"Enter"a basıp içeriğe geçin

Hiç görmemek versus çok görmek

– İnsan bir kere ayrılır bir yerden ve bunun görünür olması şart değildir, yani ayaklar değildir sadece giden. Gitme fikri esaslıca düştü mü bir defa akla, bulunulan yer artık yabancıdır. İçerdeki sıcaklık hafifledi mi, bağlar zayıfladı mı eşyalar bile soğuk gelir. Adı anlam olan hiçbir şey eskiye işaret etmez, biten bitmiştir. Ayak yadırgı, yollar eğreti; insanın, içinde olduğu dünyadan kıyasıya kaçmak dileği kıvılcım tuttuysa, gidilecek yeni yerler, olmadı, yeni çerçeve bulmalı insan.

– Bilmiyorum, çevremde çok ses ve anlam ve gürültü var. Herkes aradığını bir ucundan yakalamış veya yakaladım yanılgısı yaşamış veya aradığı şeyde yanılmış ve belki de ucunu kaçırmış ipin. Evet birçok dert var, derdi olan. İnsanlar kendisinde yanılgıya yer bırakmamacasına bilmek, emin olmak, kesinliğe ulaşmak mı istiyor? Anlamı bu mudur bu kadar karışıklığın? Söz inciten bir araç bugün daha çok. Hayat bizden kaçmakla meşgul asırlardır, belki o ilk günden beri. Bizim yakalamamızın adıdır yaşamak. Pek çoğumuz onu kaçırmakla göçümüzü toplayıp ayaklanıyoruz. Ya ruhumuzdur veya ruhumuzla beraber bedenimizdir kaçanı bulmak’çün kalkıp giden. Aklımız olduğumuz yerde değilse, hayalimizi başka sıfatlı âlemler dolduruyorsa hayat o başka yerde bizse yaşamak isteğindeyizdir. Aslında insan yaşamak refleksiyle doludur baştan. Çoğu kez hayat ile kendisini aynı hizaya denkleyemez. Bu refleks taşasıya dolduğunda aradığı hayat yanında yöresinde değilse ya kaçar ya yöresinde yeni bir hayat kurar. İnsan en çok soyut varlıktır, yüzde yetmişi su, etten kemikten soyut.
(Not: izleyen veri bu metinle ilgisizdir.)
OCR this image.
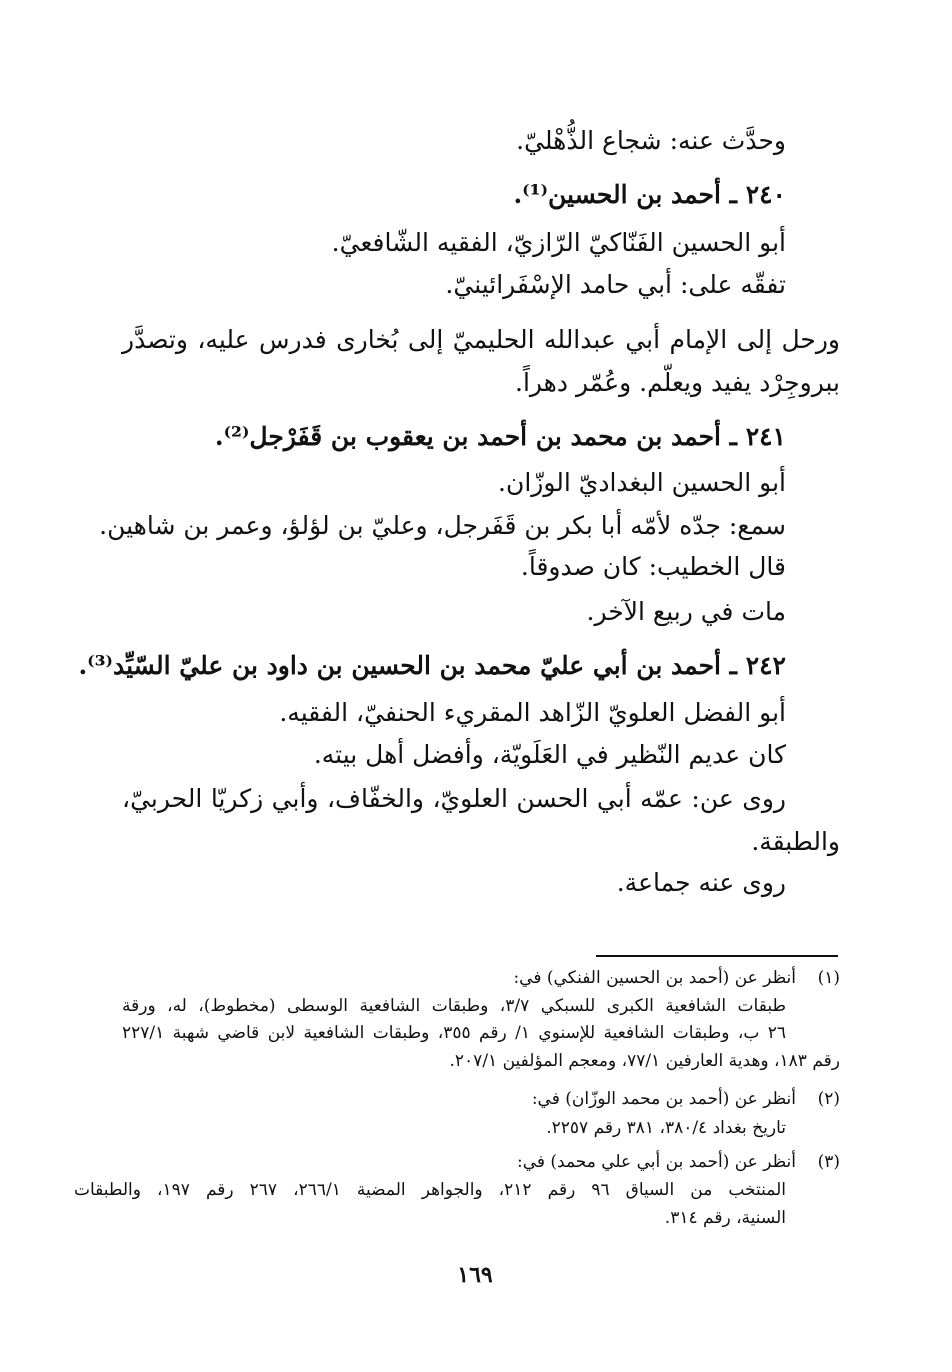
وحدَّث عنه: شجاع الذُّهْليّ.
٢٤٠ ـ أحمد بن الحسين⁽¹⁾.
أبو الحسين الفَنّاكيّ الرّازيّ، الفقيه الشّافعيّ.
تفقّه على: أبي حامد الإسْفَرائينيّ.
ورحل إلى الإمام أبي عبدالله الحليميّ إلى بُخارى فدرس عليه، وتصدَّر
ببروجِرْد يفيد ويعلّم. وعُمّر دهراً.
٢٤١ ـ أحمد بن محمد بن أحمد بن يعقوب بن قَفَرْجل⁽²⁾.
أبو الحسين البغداديّ الوزّان.
سمع: جدّه لأمّه أبا بكر بن قَفَرجل، وعليّ بن لؤلؤ، وعمر بن شاهين.
قال الخطيب: كان صدوقاً.
مات في ربيع الآخر.
٢٤٢ ـ أحمد بن أبي عليّ محمد بن الحسين بن داود بن عليّ السّيِّد⁽³⁾.
أبو الفضل العلويّ الزّاهد المقريء الحنفيّ، الفقيه.
كان عديم النّظير في العَلَويّة، وأفضل أهل بيته.
روى عن: عمّه أبي الحسن العلويّ، والخفّاف، وأبي زكريّا الحربيّ،
والطبقة.
روى عنه جماعة.
(١)
أنظر عن (أحمد بن الحسين الفنكي) في:
طبقات الشافعية الكبرى للسبكي ٣/٧، وطبقات الشافعية الوسطى (مخطوط)، له، ورقة
٢٦ ب، وطبقات الشافعية للإسنوي ١/ رقم ٣٥٥، وطبقات الشافعية لابن قاضي شهبة ٢٢٧/١
رقم ١٨٣، وهدية العارفين ٧٧/١، ومعجم المؤلفين ٢٠٧/١.
(٢)
أنظر عن (أحمد بن محمد الوزّان) في:
تاريخ بغداد ٣٨٠/٤، ٣٨١ رقم ٢٢٥٧.
(٣)
أنظر عن (أحمد بن أبي علي محمد) في:
المنتخب من السياق ٩٦ رقم ٢١٢، والجواهر المضية ٢٦٦/١، ٢٦٧ رقم ١٩٧، والطبقات
السنية، رقم ٣١٤.
١٦٩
– Düzenli, sistemli bir karışıklığın nesnesi olmak ne demektir bir insan için? Böyle midir olmaklığın bir adı? Ne anlatır başlayan biten, gelen giden, doğan batan, yeşeren solan; ne anlıyoruz?(Doğru soru mu? Anlamıyoruz mu demeliydim?)

– Biriktik içimizde, fazlasıyla süslüyüz aslen kendimiz için. Dolu dizginiz, hakkını veriyoruz kalkıp gitmenin.